But Rettberg traces the far-reaching implications of Joyce’s reputation in her distant reading, which demonstrates that afternoon is–by an order of magnitude–the most cited and taught work of electronic literature. The status Coover conferred on afternoon in his New York Times review became a self-fulfilling prophecy. It’s such a small thing, just one sentence in the Times; but its impact has been field-defining. Several factors converged to anoint Michael Joyce and submerge Judy Malloy. This talk sketches them with the purpose of seeing how machinic & human procedures collaborate to create conditions that make it less likely women authors will thrive.
Individual actors like Michael Joyce, Judy Malloy and Stuart Moulthrop — all of them pioneers of hypertext in the late 1980s and early 1990s — evinced companionable interest in each other’s work. But the database systems by which that work was shared, discussed & preserved, or NOT shared, discussed and preserved bear the traces of human cultural values & biases. Michael Joyce’s fame and Judy Malloy’s relative obscurity are products of dialectics of inclusion & exclusion that replicate, with numbing fidelity, the traditional privileges that digital media have the capacity to disrupt but often do not.
John Scalzi redescribes white male privilege as a role playing game.

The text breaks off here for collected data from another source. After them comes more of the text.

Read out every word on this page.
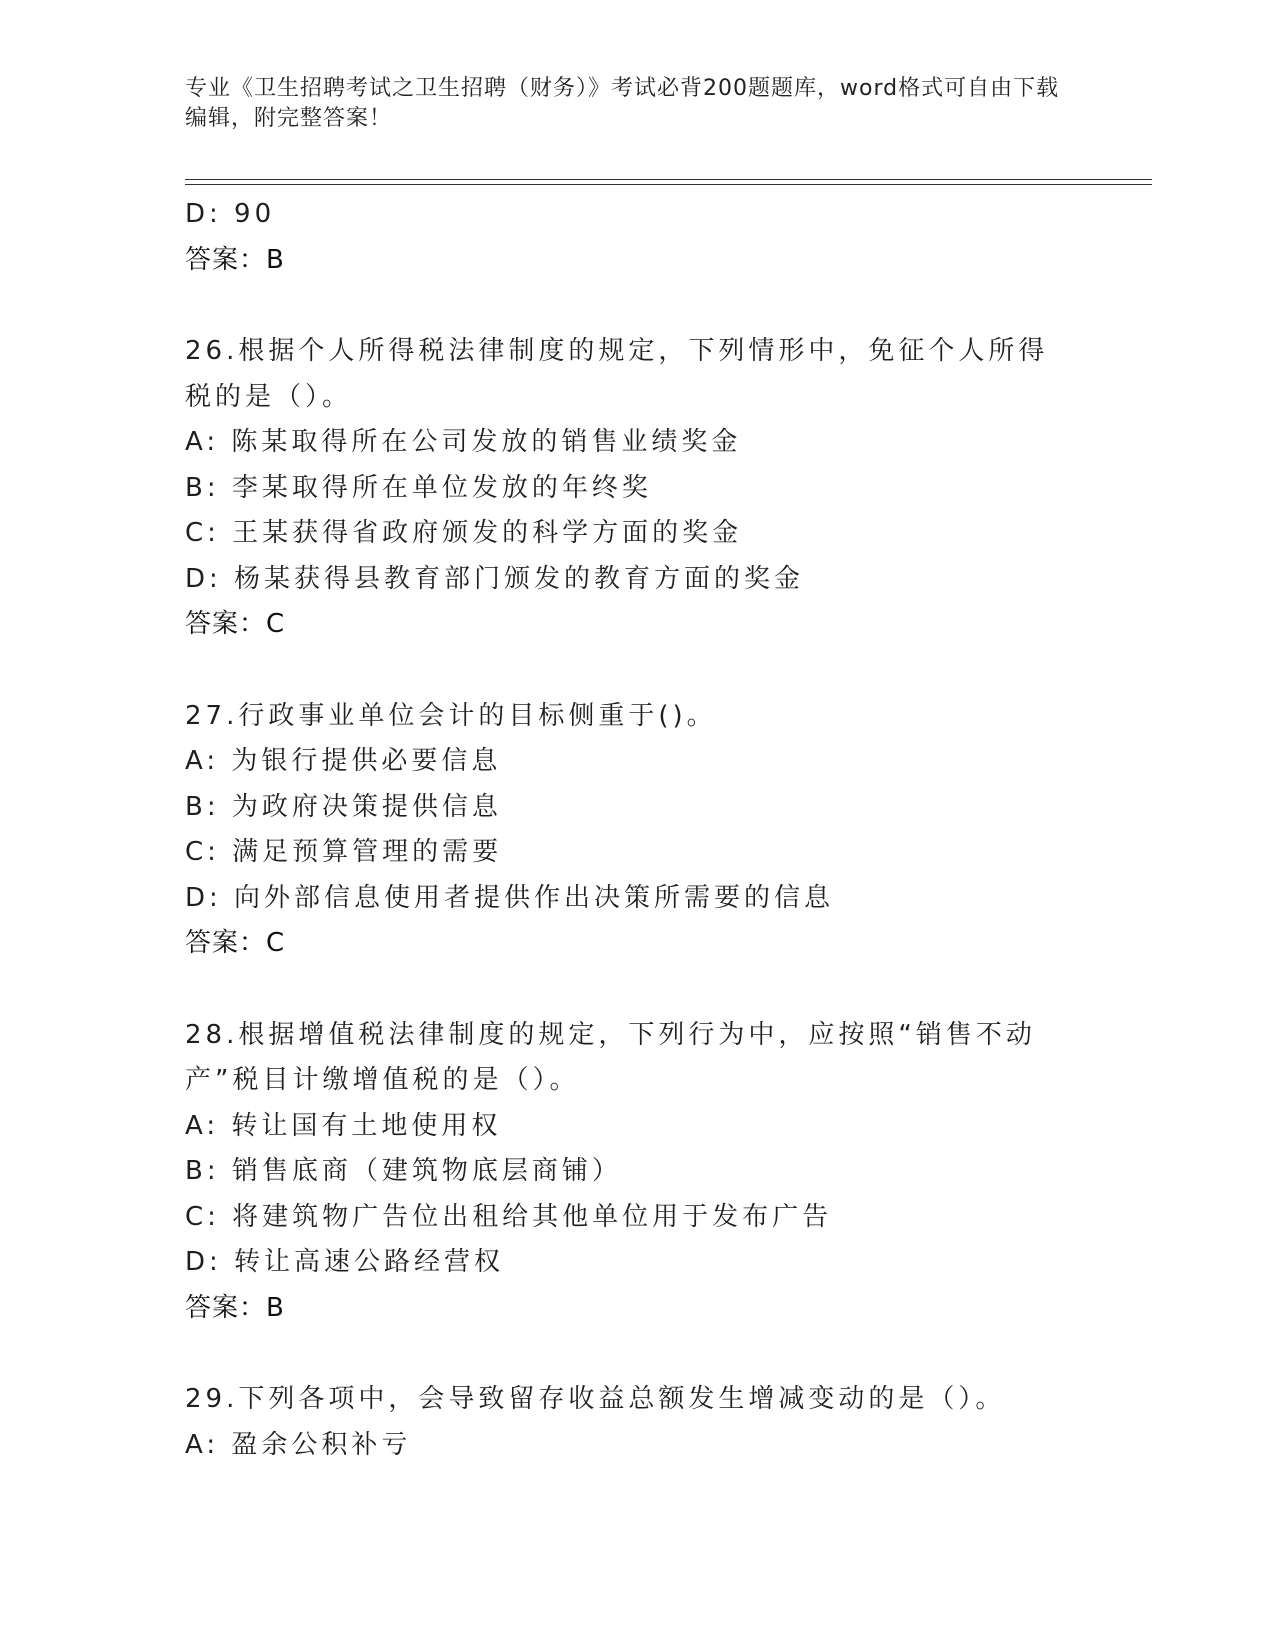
专业《卫生招聘考试之卫生招聘（财务）》考试必背200题题库，word格式可自由下载编辑，附完整答案！
D: 90
答案：B
26.根据个人所得税法律制度的规定，下列情形中，免征个人所得税的是（）。
A: 陈某取得所在公司发放的销售业绩奖金
B: 李某取得所在单位发放的年终奖
C: 王某获得省政府颁发的科学方面的奖金
D: 杨某获得县教育部门颁发的教育方面的奖金
答案：C
27.行政事业单位会计的目标侧重于()。
A: 为银行提供必要信息
B: 为政府决策提供信息
C: 满足预算管理的需要
D: 向外部信息使用者提供作出决策所需要的信息
答案：C
28.根据增值税法律制度的规定，下列行为中，应按照“销售不动产”税目计缴增值税的是（）。
A: 转让国有土地使用权
B: 销售底商（建筑物底层商铺）
C: 将建筑物广告位出租给其他单位用于发布广告
D: 转让高速公路经营权
答案：B
29.下列各项中，会导致留存收益总额发生增减变动的是（）。
A: 盈余公积补亏
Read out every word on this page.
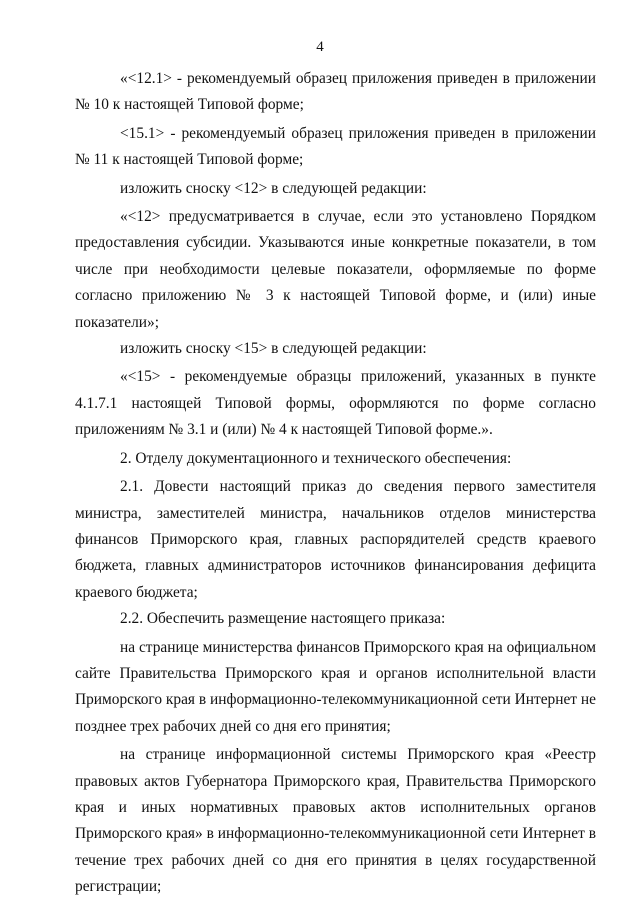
4

«<12.1> - рекомендуемый образец приложения приведен в приложении № 10 к настоящей Типовой форме;

<15.1> - рекомендуемый образец приложения приведен в приложении № 11 к настоящей Типовой форме;

изложить сноску <12> в следующей редакции:

«<12> предусматривается в случае, если это установлено Порядком предоставления субсидии. Указываются иные конкретные показатели, в том числе при необходимости целевые показатели, оформляемые по форме согласно приложению № 3 к настоящей Типовой форме, и (или) иные показатели»;

изложить сноску <15> в следующей редакции:

«<15> - рекомендуемые образцы приложений, указанных в пункте 4.1.7.1 настоящей Типовой формы, оформляются по форме согласно приложениям № 3.1 и (или) № 4 к настоящей Типовой форме.».

2. Отделу документационного и технического обеспечения:

2.1. Довести настоящий приказ до сведения первого заместителя министра, заместителей министра, начальников отделов министерства финансов Приморского края, главных распорядителей средств краевого бюджета, главных администраторов источников финансирования дефицита краевого бюджета;

2.2. Обеспечить размещение настоящего приказа:

на странице министерства финансов Приморского края на официальном сайте Правительства Приморского края и органов исполнительной власти Приморского края в информационно-телекоммуникационной сети Интернет не позднее трех рабочих дней со дня его принятия;

на странице информационной системы Приморского края «Реестр правовых актов Губернатора Приморского края, Правительства Приморского края и иных нормативных правовых актов исполнительных органов Приморского края» в информационно-телекоммуникационной сети Интернет в течение трех рабочих дней со дня его принятия в целях государственной регистрации;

He writes:
How to get across the ideas bound up in the word “privilege,” in a way that your average straight white man will get without freaking out about it? Being a white guy who likes women, here’s how I would do it:
Okay: In the role playing game known as The Real World, “Straight White Male” is the lowest difficulty setting there is.

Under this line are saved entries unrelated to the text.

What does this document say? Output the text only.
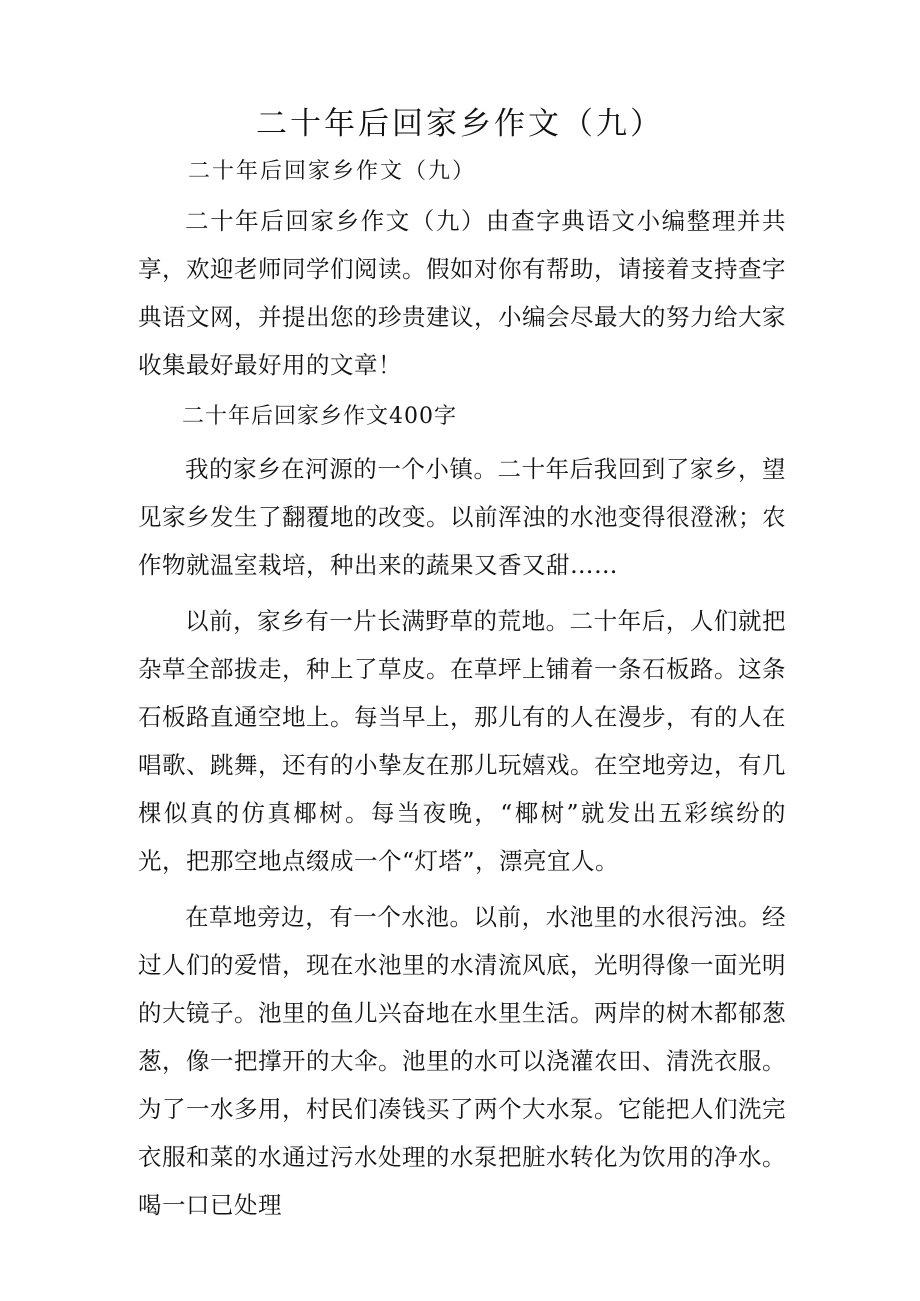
二十年后回家乡作文（九）

二十年后回家乡作文（九）

二十年后回家乡作文（九）由查字典语文小编整理并共享，欢迎老师同学们阅读。假如对你有帮助，请接着支持查字典语文网，并提出您的珍贵建议，小编会尽最大的努力给大家收集最好最好用的文章！

二十年后回家乡作文400字

我的家乡在河源的一个小镇。二十年后我回到了家乡，望见家乡发生了翻覆地的改变。以前浑浊的水池变得很澄湫；农作物就温室栽培，种出来的蔬果又香又甜……

以前，家乡有一片长满野草的荒地。二十年后，人们就把杂草全部拔走，种上了草皮。在草坪上铺着一条石板路。这条石板路直通空地上。每当早上，那儿有的人在漫步，有的人在唱歌、跳舞，还有的小挚友在那儿玩嬉戏。在空地旁边，有几棵似真的仿真椰树。每当夜晚，“椰树”就发出五彩缤纷的光，把那空地点缀成一个“灯塔”，漂亮宜人。

在草地旁边，有一个水池。以前，水池里的水很污浊。经过人们的爱惜，现在水池里的水清流风底，光明得像一面光明的大镜子。池里的鱼儿兴奋地在水里生活。两岸的树木都郁葱葱，像一把撑开的大伞。池里的水可以浇灌农田、清洗衣服。为了一水多用，村民们凑钱买了两个大水泵。它能把人们洗完衣服和菜的水通过污水处理的水泵把脏水转化为饮用的净水。喝一口已处理
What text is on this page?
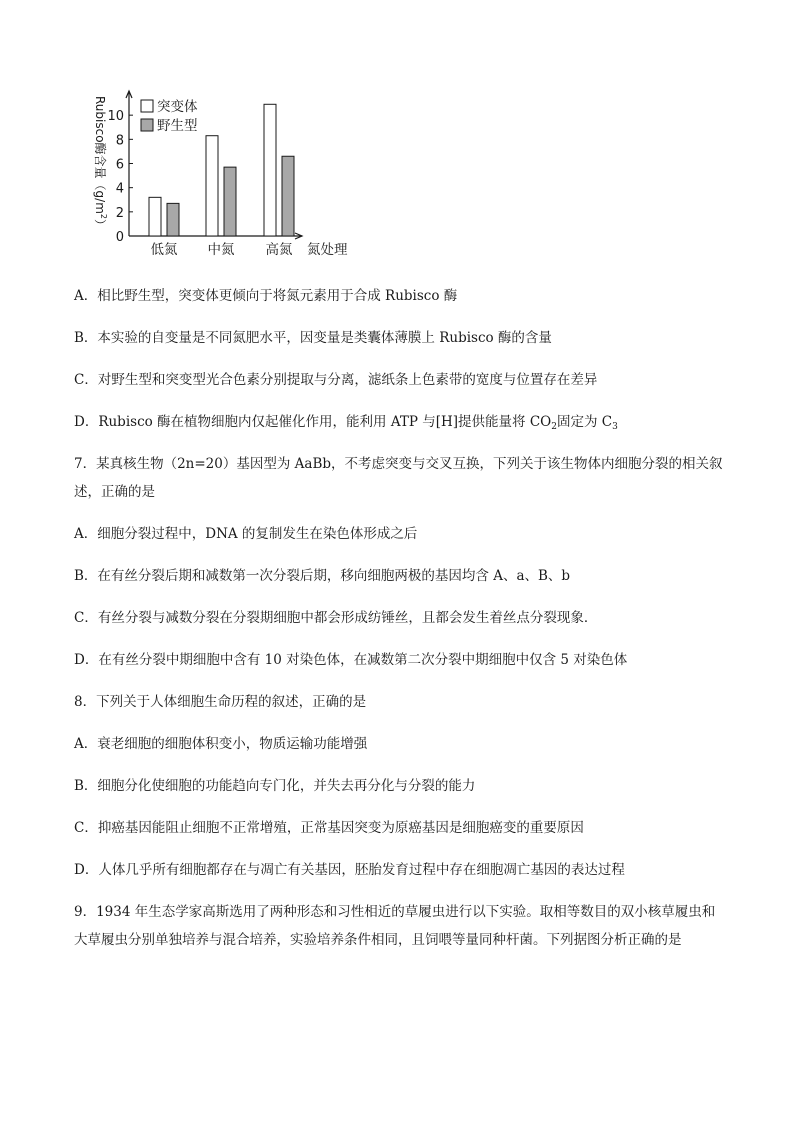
0
2
4
6
8
10
低氮 中氮 高氮 氮处理
Rubisco酶含量$(g/m^2)$
突变体
野生型
A．相比野生型，突变体更倾向于将氮元素用于合成 Rubisco 酶
B．本实验的自变量是不同氮肥水平，因变量是类囊体薄膜上 Rubisco 酶的含量
C．对野生型和突变型光合色素分别提取与分离，滤纸条上色素带的宽度与位置存在差异
D．Rubisco 酶在植物细胞内仅起催化作用，能利用 ATP 与[H]提供能量将 $CO_2$固定为 $C_3$
7．某真核生物（2n=20）基因型为 AaBb，不考虑突变与交叉互换，下列关于该生物体内细胞分裂的相关叙
述，正确的是
A．细胞分裂过程中，DNA 的复制发生在染色体形成之后
B．在有丝分裂后期和减数第一次分裂后期，移向细胞两极的基因均含 A、a、B、b
C．有丝分裂与减数分裂在分裂期细胞中都会形成纺锤丝，且都会发生着丝点分裂现象．
D．在有丝分裂中期细胞中含有 10 对染色体，在减数第二次分裂中期细胞中仅含 5 对染色体
8．下列关于人体细胞生命历程的叙述，正确的是
A．衰老细胞的细胞体积变小，物质运输功能增强
B．细胞分化使细胞的功能趋向专门化，并失去再分化与分裂的能力
C．抑癌基因能阻止细胞不正常增殖，正常基因突变为原癌基因是细胞癌变的重要原因
D．人体几乎所有细胞都存在与凋亡有关基因，胚胎发育过程中存在细胞凋亡基因的表达过程
9．1934 年生态学家高斯选用了两种形态和习性相近的草履虫进行以下实验。取相等数目的双小核草履虫和
大草履虫分别单独培养与混合培养，实验培养条件相同，且饲喂等量同种杆菌。下列据图分析正确的是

This means that the default behaviors for almost all the non-player characters in the game are easier on you than they would be otherwise. The default barriers for completions of quests are lower. Your leveling-up thresholds come more quickly. You automatically gain entry to some parts of the map that others have to work for. The game is easier to play, automatically, and when you need help, by default it’s easier to get.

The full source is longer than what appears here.